Highlight of Business Operations:

As of September 30, 2009, we had cash and cash equivalents of $17.7 million. Also as of September 30, 2009, under our two CEFFs, we may potentially raise (subject to certain conditions, including minimum stock price and volume limitations) up to an aggregate of $73.8 million. However, as of November 4, 2009, the May 2008 CEFF was unavailable because our stock price was below the minimum price required to utilize it. (See “Liquidity and Capital Resources – Committed Equity Financing Facilities,” and “– Financings Pursuant to Common Stock Offerings”). Also, as of September 30, 2009, our $10.4 million loan with Novaquest is classified as a current liability, payable in April 2010. Our plans include pursuing a potential strategic restructuring of this loan, as well as assessing alternative means of financing its payment, although there can be no assurance that we will be successful in these efforts.

The net loss for the three and nine months ended September 30, 2009 was $7.2 million (or $0.06 per share) and $24.1 million (or $0.22 per share), respectively. The net loss for the three and nine months ended September 30, 2008 were $10.6 million (or $0.11 per share) and $30.6 million (or $0.31 per share), respectively.

Research and development expenses for the three and nine months ended September 30, 2009 were $4.5 million and $15.2 million, respectively. Research and development expenses for the three and nine months ended September 30, 2008 were $6.7 million and $21.4 million, respectively. These costs are charged to operations as incurred and are tracked by category, as follows:

Manufacturing development expenses included charges associated with stock-based employee compensation in accordance with the provisions of ASC Topic 718. For the three and nine months ended September 30, 2009, these charges were $44,000 and $0.3 million, respectively. For the three and nine months ended September 30, 2008, these charges were $0.2 million and $0.6 million, respectively.

Development operations expenses included charges associated with stock-based employee compensation in accordance with the provisions of ASC Topic 718. For the three and nine months ended September 30, 2009, these charges were $40,000 and $0.2 million, respectively. For the three and nine months ended September 30, 2008, these charges were $0.2 million and $0.5 million, respectively.

General and administrative expenses for the three and nine months ended September 30, 2009 were $2.4 million and $8.1 million, respectively.

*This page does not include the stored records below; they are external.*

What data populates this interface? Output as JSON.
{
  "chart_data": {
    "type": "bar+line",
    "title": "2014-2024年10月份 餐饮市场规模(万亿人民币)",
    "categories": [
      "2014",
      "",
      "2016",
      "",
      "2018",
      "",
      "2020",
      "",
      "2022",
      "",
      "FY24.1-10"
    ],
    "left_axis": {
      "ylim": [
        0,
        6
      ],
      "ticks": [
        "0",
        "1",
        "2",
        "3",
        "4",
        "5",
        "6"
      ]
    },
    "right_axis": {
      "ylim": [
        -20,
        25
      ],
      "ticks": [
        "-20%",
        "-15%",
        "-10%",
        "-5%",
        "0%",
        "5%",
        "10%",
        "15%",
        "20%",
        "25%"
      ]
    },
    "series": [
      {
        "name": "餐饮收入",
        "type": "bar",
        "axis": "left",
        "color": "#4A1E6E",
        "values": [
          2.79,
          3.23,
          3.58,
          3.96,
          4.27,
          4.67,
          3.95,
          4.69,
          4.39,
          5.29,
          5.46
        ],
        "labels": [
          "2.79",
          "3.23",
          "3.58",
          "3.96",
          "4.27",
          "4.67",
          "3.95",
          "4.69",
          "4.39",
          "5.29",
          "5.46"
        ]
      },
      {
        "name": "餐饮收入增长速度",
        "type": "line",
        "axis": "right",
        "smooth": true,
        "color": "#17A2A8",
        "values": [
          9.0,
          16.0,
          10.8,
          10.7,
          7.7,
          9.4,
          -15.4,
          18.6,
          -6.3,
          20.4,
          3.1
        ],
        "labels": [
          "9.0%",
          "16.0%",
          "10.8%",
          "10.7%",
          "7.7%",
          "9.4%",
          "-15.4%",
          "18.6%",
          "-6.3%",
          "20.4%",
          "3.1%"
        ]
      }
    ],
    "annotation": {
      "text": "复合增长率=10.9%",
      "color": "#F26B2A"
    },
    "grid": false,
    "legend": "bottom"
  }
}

General and administrative expenses for the three and nine months ended September 30, 2008 were $3.7 million and $13.3 million, respectively. Additionally, general and administrative expenses included charges associated with stock-based employee compensation in accordance with the provisions of ASC Topic 718. For the three and nine months ended September 30, 2009, these charges were $0.3 million and $1.7 million, respectively. For the three and nine months ended September 30, 2008, these charges were $0.8 million and $2.3 million, respectively.